- Flag of Serbia
- IOC code: SRB
- NOC: Olympic Committee of Serbia
- Website: www.oks.org.rs (in Serbian)

in Beijing, China 4–20 February 2022
- Competitors: 2 (1 man and 1 woman) in 1 sport
- Flag bearer (opening): Marko Vukićević
- Flag bearer (closing): Volunteer
- Medals: Gold 0 Silver 0 Bronze 0 Total 0

Winter Olympics appearances (overview)
- 2010; 2014; 2018; 2022; 2026;

Other related appearances
- Yugoslavia (1924–1992) Serbia and Montenegro (1998–2006)

= Serbia at the 2022 Winter Olympics =

Serbia competed at the 2022 Winter Olympics in Beijing, China, from 4 to 20 February 2022.

Serbia's team consisted of two athletes (one per gender) competing in alpine skiing.

Marko Vukićević was the country's flagbearer during the opening ceremony. Meanwhile a volunteer was the flagbearer during the closing ceremony.

==Competitors==
The following is the list of number of competitors participating at the Games per sport/discipline.

| Sport | Men | Women | Total |
|---|---|---|---|
| Alpine skiing | 1 | 1 | 2 |
| Total | 1 | 1 | 2 |

==Alpine skiing==

By meeting the basic qualification standards, Serbia has qualified one male and one female alpine skier.

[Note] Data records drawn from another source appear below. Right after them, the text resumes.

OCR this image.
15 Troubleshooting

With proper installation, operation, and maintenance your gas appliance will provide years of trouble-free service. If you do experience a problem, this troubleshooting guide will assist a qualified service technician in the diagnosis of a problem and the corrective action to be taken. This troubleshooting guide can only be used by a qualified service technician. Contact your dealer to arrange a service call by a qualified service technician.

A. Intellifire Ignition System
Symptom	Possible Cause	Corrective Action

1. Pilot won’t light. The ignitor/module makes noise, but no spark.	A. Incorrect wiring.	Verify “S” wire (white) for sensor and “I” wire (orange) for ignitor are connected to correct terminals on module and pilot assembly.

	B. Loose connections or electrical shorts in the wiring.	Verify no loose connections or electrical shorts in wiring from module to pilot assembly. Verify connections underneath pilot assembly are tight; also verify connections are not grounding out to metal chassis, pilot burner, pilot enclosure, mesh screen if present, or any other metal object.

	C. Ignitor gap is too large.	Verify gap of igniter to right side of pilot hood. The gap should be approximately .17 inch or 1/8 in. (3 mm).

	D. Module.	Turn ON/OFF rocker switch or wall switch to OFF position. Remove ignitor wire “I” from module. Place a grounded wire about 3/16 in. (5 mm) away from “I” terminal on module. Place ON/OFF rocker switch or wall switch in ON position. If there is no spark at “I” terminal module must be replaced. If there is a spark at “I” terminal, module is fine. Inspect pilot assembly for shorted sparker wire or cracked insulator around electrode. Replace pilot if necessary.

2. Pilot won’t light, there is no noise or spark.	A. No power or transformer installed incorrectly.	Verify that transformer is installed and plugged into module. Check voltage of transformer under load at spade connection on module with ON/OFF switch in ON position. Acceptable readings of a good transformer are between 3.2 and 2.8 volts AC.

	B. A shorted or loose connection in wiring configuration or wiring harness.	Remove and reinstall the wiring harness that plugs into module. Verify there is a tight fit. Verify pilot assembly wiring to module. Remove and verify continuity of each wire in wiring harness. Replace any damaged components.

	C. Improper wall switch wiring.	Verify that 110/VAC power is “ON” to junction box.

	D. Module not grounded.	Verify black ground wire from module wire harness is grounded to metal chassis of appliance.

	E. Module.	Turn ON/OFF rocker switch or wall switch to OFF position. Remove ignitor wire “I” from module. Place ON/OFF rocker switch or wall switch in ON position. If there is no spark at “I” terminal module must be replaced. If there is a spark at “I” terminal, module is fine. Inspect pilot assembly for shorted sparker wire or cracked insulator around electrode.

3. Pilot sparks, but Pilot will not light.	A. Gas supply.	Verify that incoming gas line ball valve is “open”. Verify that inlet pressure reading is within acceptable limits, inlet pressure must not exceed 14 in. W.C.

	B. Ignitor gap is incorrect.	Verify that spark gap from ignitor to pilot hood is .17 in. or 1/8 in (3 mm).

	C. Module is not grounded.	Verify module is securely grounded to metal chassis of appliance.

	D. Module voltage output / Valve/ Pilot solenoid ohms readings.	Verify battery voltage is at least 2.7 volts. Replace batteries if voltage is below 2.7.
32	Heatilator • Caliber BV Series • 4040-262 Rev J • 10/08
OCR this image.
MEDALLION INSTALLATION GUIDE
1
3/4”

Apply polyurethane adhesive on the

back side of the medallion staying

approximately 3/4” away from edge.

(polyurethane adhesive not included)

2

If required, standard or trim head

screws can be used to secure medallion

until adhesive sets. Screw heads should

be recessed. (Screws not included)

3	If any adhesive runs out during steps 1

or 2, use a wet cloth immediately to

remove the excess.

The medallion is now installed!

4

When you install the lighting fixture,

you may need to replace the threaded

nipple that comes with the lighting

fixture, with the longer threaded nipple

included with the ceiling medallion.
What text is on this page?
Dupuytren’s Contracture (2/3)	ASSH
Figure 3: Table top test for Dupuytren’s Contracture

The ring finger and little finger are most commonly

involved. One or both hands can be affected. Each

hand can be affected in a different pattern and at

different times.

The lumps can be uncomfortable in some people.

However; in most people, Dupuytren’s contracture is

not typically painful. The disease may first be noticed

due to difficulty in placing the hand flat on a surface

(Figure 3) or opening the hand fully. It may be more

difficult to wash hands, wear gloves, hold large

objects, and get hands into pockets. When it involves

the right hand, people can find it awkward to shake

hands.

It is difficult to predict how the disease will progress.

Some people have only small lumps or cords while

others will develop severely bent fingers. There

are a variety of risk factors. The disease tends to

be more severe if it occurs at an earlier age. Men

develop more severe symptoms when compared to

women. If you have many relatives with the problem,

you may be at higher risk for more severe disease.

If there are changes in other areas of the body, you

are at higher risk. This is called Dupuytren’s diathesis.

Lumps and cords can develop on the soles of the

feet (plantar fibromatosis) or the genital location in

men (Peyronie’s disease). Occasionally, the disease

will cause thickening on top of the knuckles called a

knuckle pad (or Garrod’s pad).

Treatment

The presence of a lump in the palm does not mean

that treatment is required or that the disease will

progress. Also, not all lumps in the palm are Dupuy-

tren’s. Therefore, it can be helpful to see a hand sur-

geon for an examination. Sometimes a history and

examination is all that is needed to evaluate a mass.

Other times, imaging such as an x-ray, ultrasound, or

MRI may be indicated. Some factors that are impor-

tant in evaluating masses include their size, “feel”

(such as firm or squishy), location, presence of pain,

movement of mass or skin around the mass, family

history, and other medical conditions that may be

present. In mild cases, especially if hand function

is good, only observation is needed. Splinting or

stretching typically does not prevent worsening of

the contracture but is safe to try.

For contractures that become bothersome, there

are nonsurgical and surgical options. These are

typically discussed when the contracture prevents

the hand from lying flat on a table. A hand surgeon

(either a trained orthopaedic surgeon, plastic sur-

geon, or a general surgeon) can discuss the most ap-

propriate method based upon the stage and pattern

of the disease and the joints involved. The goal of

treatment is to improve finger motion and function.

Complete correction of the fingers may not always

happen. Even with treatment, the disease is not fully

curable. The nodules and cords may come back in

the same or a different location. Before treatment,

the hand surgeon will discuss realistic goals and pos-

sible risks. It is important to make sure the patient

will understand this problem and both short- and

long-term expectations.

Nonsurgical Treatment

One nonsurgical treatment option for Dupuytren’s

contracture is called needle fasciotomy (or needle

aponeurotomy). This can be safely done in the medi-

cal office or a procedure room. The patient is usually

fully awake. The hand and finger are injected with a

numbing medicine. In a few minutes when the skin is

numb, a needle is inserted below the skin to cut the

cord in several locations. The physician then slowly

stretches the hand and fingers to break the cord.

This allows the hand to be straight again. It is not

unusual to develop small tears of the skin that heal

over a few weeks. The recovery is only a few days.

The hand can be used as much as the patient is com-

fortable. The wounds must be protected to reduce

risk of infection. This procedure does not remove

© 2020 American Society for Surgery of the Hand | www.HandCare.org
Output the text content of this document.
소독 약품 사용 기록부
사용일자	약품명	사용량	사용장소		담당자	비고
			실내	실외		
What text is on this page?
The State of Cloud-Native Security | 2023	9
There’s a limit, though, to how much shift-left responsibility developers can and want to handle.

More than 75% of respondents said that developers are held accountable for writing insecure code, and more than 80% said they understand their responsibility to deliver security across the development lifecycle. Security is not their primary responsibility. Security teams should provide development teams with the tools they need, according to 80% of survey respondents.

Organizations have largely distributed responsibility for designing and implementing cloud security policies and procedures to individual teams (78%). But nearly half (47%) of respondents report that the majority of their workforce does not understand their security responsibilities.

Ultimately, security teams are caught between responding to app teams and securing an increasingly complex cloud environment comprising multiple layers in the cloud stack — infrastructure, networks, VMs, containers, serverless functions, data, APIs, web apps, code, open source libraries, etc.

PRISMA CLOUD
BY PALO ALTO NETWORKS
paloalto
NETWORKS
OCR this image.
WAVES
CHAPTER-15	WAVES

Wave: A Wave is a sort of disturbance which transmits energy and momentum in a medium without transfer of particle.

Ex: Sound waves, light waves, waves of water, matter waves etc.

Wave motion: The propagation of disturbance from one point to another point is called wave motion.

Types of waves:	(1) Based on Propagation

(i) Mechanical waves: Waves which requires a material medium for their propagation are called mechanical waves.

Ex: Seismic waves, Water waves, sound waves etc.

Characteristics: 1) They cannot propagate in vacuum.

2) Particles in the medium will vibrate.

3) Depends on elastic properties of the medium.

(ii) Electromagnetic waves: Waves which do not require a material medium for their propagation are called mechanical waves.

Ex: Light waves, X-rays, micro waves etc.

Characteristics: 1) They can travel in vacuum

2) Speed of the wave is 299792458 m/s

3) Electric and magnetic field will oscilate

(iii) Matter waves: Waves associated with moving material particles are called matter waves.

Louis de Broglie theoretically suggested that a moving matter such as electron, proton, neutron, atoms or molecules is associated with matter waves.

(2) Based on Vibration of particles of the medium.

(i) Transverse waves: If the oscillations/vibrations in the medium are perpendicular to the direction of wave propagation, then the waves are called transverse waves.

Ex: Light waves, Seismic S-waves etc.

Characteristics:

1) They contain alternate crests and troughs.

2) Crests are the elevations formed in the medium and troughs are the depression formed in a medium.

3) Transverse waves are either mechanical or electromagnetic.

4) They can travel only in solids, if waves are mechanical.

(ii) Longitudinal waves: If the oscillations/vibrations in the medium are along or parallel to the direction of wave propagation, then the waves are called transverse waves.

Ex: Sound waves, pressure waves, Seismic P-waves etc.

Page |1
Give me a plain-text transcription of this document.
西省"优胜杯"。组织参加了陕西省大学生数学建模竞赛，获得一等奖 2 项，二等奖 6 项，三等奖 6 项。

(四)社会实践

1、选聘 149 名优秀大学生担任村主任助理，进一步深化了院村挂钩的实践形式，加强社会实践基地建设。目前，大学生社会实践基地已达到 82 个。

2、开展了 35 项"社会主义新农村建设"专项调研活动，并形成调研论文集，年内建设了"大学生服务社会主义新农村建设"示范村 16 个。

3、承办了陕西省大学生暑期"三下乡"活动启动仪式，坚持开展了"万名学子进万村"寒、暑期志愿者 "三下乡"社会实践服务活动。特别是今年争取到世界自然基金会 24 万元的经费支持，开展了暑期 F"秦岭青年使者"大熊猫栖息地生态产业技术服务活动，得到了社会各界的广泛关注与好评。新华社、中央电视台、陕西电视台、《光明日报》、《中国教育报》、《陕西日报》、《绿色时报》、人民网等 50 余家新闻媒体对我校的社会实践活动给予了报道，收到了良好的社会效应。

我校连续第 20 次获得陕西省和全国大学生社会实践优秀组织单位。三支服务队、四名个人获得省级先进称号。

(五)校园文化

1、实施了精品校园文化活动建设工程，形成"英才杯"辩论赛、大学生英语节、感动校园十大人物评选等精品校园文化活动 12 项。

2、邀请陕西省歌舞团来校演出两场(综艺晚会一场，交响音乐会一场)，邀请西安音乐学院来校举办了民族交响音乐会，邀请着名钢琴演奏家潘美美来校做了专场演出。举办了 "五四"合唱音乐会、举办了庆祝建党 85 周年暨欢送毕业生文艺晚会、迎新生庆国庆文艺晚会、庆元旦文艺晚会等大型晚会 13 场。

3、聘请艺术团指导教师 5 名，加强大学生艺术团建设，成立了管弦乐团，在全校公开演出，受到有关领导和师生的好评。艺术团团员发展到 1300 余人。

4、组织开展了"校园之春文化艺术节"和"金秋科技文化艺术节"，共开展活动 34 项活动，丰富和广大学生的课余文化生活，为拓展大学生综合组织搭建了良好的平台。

| Athlete | Event | Run 1 |  | Run 2 |  | Total |  |
| Time | Rank | Time | Rank | Time | Rank |
| Marko Vukićević | Men's downhill | — |  |  |  | DNF |  |
| Men's super-G | — |  |  |  | 1:29.45 | 34 |
| Nevena Ignjatović | Women's downhill | — |  |  |  | 1:40.73 | 30 |
| Women's combined | 1:37.02 | 22 | DSQ |  |  |  |

==Non-competing sports==
===Cross-country skiing===

By meeting the basic qualification standards, Serbia had qualified one male and two female cross-country skiers.